There is so much freedom in that, I can’t even tell y’all.

So… In September, on the 14th. I sat down and started working again. I had roughly around 7,000 words. I now… Four & a half months later… have a completed, 80,000-ish word novel.

Say what?! Yeah… I did it! — I didn’t do it alone! But I definitely did it!

Now what? — Well, Gotta edit the blasted thing. But we’re gonna dive right in. Then I’m gonna turn around and dive right on in to the wonderful world of publishing…. (Y’all pray for me… I thought writing it was scary… eeek!) — At the same time… we’re gonna get started on book 2! Keep on rolling!

I started on this book 2 years ago… and couldn’t get it off the ground. — Well, y’all… it’s off the ground now… we’ve taken flight… and it’s only just beginning. 🙂

 

 

 

 

 

I Have Returned… :)

I’ve been a bit off the radar for a while. Part of me had no idea what to write about on here anymore and another part of me felt extraordinary pressure to work on my current project. I felt like if I didn’t, then I was somehow failing. Although I have worked on writing my book a bit here and there over the last few months… I wasn’t doing nearly what I could have been doing.

About two weeks ago I sat down one day and just worked hard. I poured more into those few hours than I had put into the last few months. When I was finished, I saw a path to the future. For the first time, since I started this journey, with the blog, two years ago… I saw everything come together in what seemed a lot like an epiphany moment. It’s hard to explain, but I now see a future in my work.

I now see a path to completing this first book and going on to do more. A path which I could not see prior to that day. Which is part of what made it so difficult to keep going. I couldn’t really see where it was going or if I’d even make it there.

I’ve worked with these characters so much that I feel like I know them personally, lol, I’m not crazy.
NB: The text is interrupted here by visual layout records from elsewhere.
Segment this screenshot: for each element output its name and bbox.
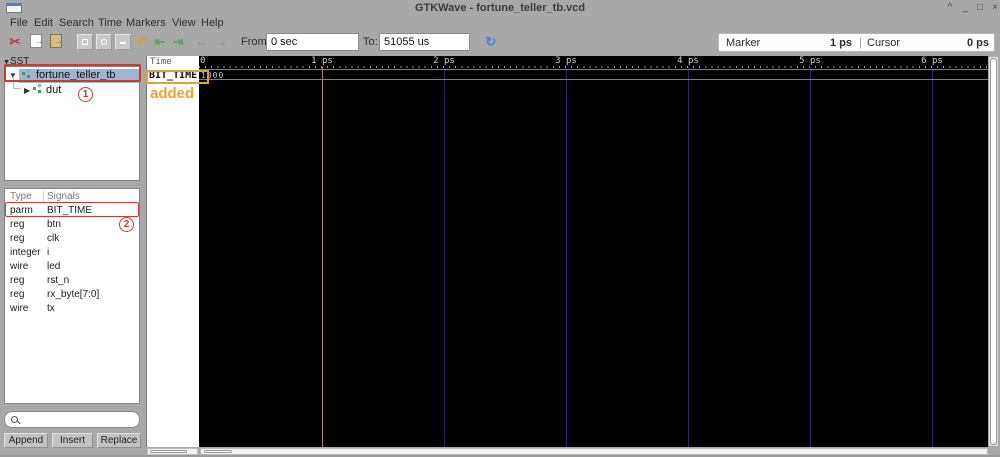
expander-right-icon[interactable]: ▶ (24, 83, 30, 98)
zoom-fit-icon[interactable] (77, 34, 93, 50)
annotation-box-tree-selection (4, 64, 141, 82)
zoom-in-icon[interactable] (96, 34, 112, 50)
signal-row-clk[interactable]: reg clk (5, 232, 139, 246)
zoom-to-start-icon[interactable]: ⇤ (152, 34, 168, 51)
vscroll-thumb[interactable] (990, 58, 997, 445)
annotation-box-added-trace (146, 70, 209, 84)
waveform-canvas[interactable]: 0 1 ps 2 ps 3 ps 4 ps 5 ps 6 ps 1000 (199, 56, 988, 447)
zoom-to-end-icon[interactable]: ⇥ (170, 34, 186, 51)
signal-row-led[interactable]: wire led (5, 260, 139, 274)
gridline (444, 68, 445, 447)
to-label: To: (363, 36, 378, 48)
tick-2ps: 2 ps (433, 56, 455, 66)
signal-row-rx-byte[interactable]: reg rx_byte[7:0] (5, 288, 139, 302)
signal-row-rst-n[interactable]: reg rst_n (5, 274, 139, 288)
sst-tree: ▼ fortune_teller_tb ▶ dut (4, 66, 140, 181)
wave-hscroll-thumb[interactable] (204, 450, 232, 453)
cursor-label: Cursor (867, 37, 901, 49)
paste-traces-icon[interactable]: → (50, 34, 64, 48)
zoom-undo-icon[interactable]: ↶ (134, 34, 150, 51)
gridline (810, 68, 811, 447)
reload-icon[interactable]: ↻ (483, 34, 499, 51)
tick-1ps: 1 ps (311, 56, 333, 66)
menu-bar: File Edit Search Time Markers View Help (0, 16, 1000, 31)
menu-time[interactable]: Time (98, 16, 122, 31)
wave-vertical-scrollbar[interactable] (988, 56, 999, 447)
menu-view[interactable]: View (172, 16, 196, 31)
annotation-circle-2: 2 (119, 217, 134, 232)
close-button[interactable]: × (988, 1, 1000, 14)
zoom-out-icon[interactable] (115, 34, 131, 50)
wave-horizontal-scrollbar[interactable] (200, 448, 988, 455)
shade-button[interactable]: ^ (943, 1, 957, 14)
annotation-added-label: added (150, 85, 195, 102)
tick-5ps: 5 ps (799, 56, 821, 66)
shift-left-icon[interactable]: ← (194, 34, 210, 51)
annotation-box-bit-time-row (5, 202, 139, 217)
gridline (932, 68, 933, 447)
from-input[interactable] (266, 33, 359, 51)
menu-edit[interactable]: Edit (34, 16, 53, 31)
signal-filter-input[interactable] (22, 413, 132, 426)
names-hscroll-thumb[interactable] (150, 450, 187, 453)
cut-traces-icon[interactable]: ✂ (7, 34, 23, 51)
window-title: GTKWave - fortune_teller_tb.vcd (414, 2, 586, 14)
tree-item-label[interactable]: dut (46, 83, 61, 98)
tree-item-dut[interactable]: ▶ dut (5, 83, 139, 98)
title-bar: GTKWave - fortune_teller_tb.vcd ^ _ □ × (0, 0, 1000, 16)
signal-filter[interactable] (4, 411, 140, 428)
cursor-value: 0 ps (966, 37, 989, 49)
marker-cursor-readout: Marker 1 ps | Cursor 0 ps (718, 33, 995, 52)
toolbar: ✂ → → ↶ ⇤ ⇥ ← → From: To: ↻ Marker 1 ps … (0, 31, 1000, 56)
copy-traces-icon[interactable]: → (30, 34, 44, 48)
maximize-button[interactable]: □ (973, 1, 987, 14)
menu-help[interactable]: Help (201, 16, 224, 31)
marker-label: Marker (726, 37, 761, 49)
signal-row-i[interactable]: integer i (5, 246, 139, 260)
timeline-ruler[interactable]: 0 1 ps 2 ps 3 ps 4 ps 5 ps 6 ps (199, 56, 988, 68)
gridline (566, 68, 567, 447)
shift-right-icon[interactable]: → (213, 34, 229, 51)
bit-time-bus-trace[interactable]: 1000 (199, 69, 988, 80)
tick-6ps: 6 ps (921, 56, 943, 66)
signals-column-header[interactable]: Signals (47, 191, 80, 202)
insert-button[interactable]: Insert (52, 433, 93, 448)
tick-3ps: 3 ps (555, 56, 577, 66)
names-horizontal-scrollbar[interactable] (147, 448, 198, 455)
append-button[interactable]: Append (4, 433, 48, 448)
to-input[interactable] (379, 33, 470, 51)
signal-row-tx[interactable]: wire tx (5, 302, 139, 316)
marker-value: 1 ps (829, 37, 852, 49)
module-icon (33, 87, 43, 95)
marker-cursor-separator: | (859, 37, 862, 49)
tick-4ps: 4 ps (677, 56, 699, 66)
minimize-button[interactable]: _ (958, 1, 972, 14)
names-header: Time (150, 57, 172, 67)
wave-names-pane: Time BIT_TIME =10 (146, 56, 221, 447)
primary-marker-line[interactable] (322, 67, 323, 447)
type-column-header[interactable]: Type (10, 191, 32, 202)
menu-search[interactable]: Search (59, 16, 94, 31)
menu-markers[interactable]: Markers (126, 16, 166, 31)
timeline-origin: 0 (200, 56, 206, 66)
gridline (688, 68, 689, 447)
column-divider (43, 191, 44, 202)
replace-button[interactable]: Replace (97, 433, 141, 448)
menu-file[interactable]: File (10, 16, 28, 31)
annotation-circle-1: 1 (78, 87, 93, 102)
search-icon (11, 416, 18, 423)
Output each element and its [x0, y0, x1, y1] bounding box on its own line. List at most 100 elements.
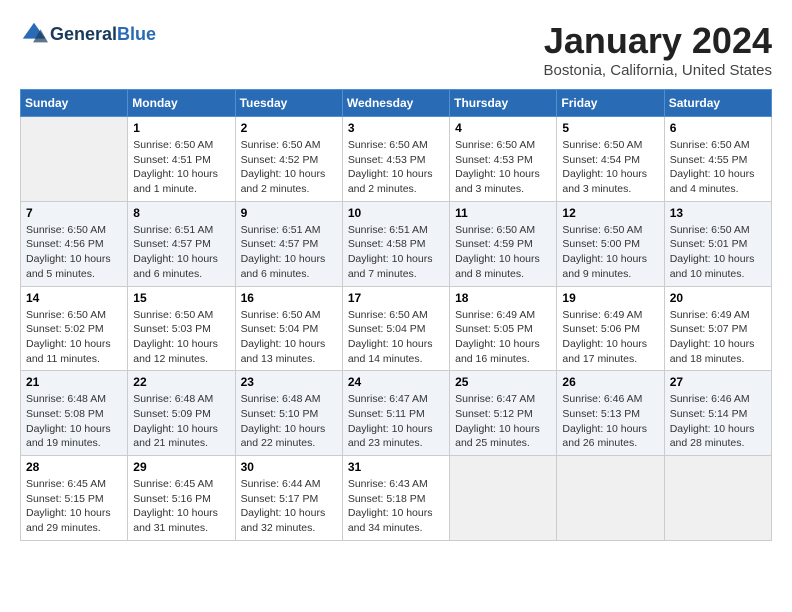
calendar-cell	[21, 117, 128, 202]
day-info: Sunrise: 6:45 AMSunset: 5:15 PMDaylight:…	[26, 477, 122, 536]
day-info: Sunrise: 6:50 AMSunset: 4:51 PMDaylight:…	[133, 138, 229, 197]
day-info: Sunrise: 6:51 AMSunset: 4:57 PMDaylight:…	[241, 223, 337, 282]
day-number: 4	[455, 121, 551, 135]
day-info: Sunrise: 6:49 AMSunset: 5:06 PMDaylight:…	[562, 308, 658, 367]
day-number: 10	[348, 206, 444, 220]
day-number: 7	[26, 206, 122, 220]
day-number: 17	[348, 291, 444, 305]
day-number: 15	[133, 291, 229, 305]
calendar-cell: 19 Sunrise: 6:49 AMSunset: 5:06 PMDayligh…	[557, 286, 664, 371]
calendar-cell: 21 Sunrise: 6:48 AMSunset: 5:08 PMDayligh…	[21, 371, 128, 456]
day-info: Sunrise: 6:51 AMSunset: 4:58 PMDaylight:…	[348, 223, 444, 282]
day-number: 8	[133, 206, 229, 220]
calendar-cell: 31 Sunrise: 6:43 AMSunset: 5:18 PMDayligh…	[342, 456, 449, 541]
calendar-cell: 20Sunrise: 6:49 AMSunset: 5:07 PMDayligh…	[664, 286, 771, 371]
day-number: 22	[133, 375, 229, 389]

It sounds a lot like imaginary friends and fictional buddies… but really, it’s not as insane as it sounds. 🙂 — It’s what makes this whole thing so worthwhile. I want to share them and all that they have to offer with everyone else. I just have to get their stories out of my head and onto the paper in just the right way. So that you can all know them like I do. — You’ll like em, they’re pretty cool. 🙂

Anyhow…

I have a goal: To complete the first run-through of this book by December. I made that goal in January. I have now lost 6 months of time to really work on it. However, I will not change my goal… I will just work twice as hard to reach it.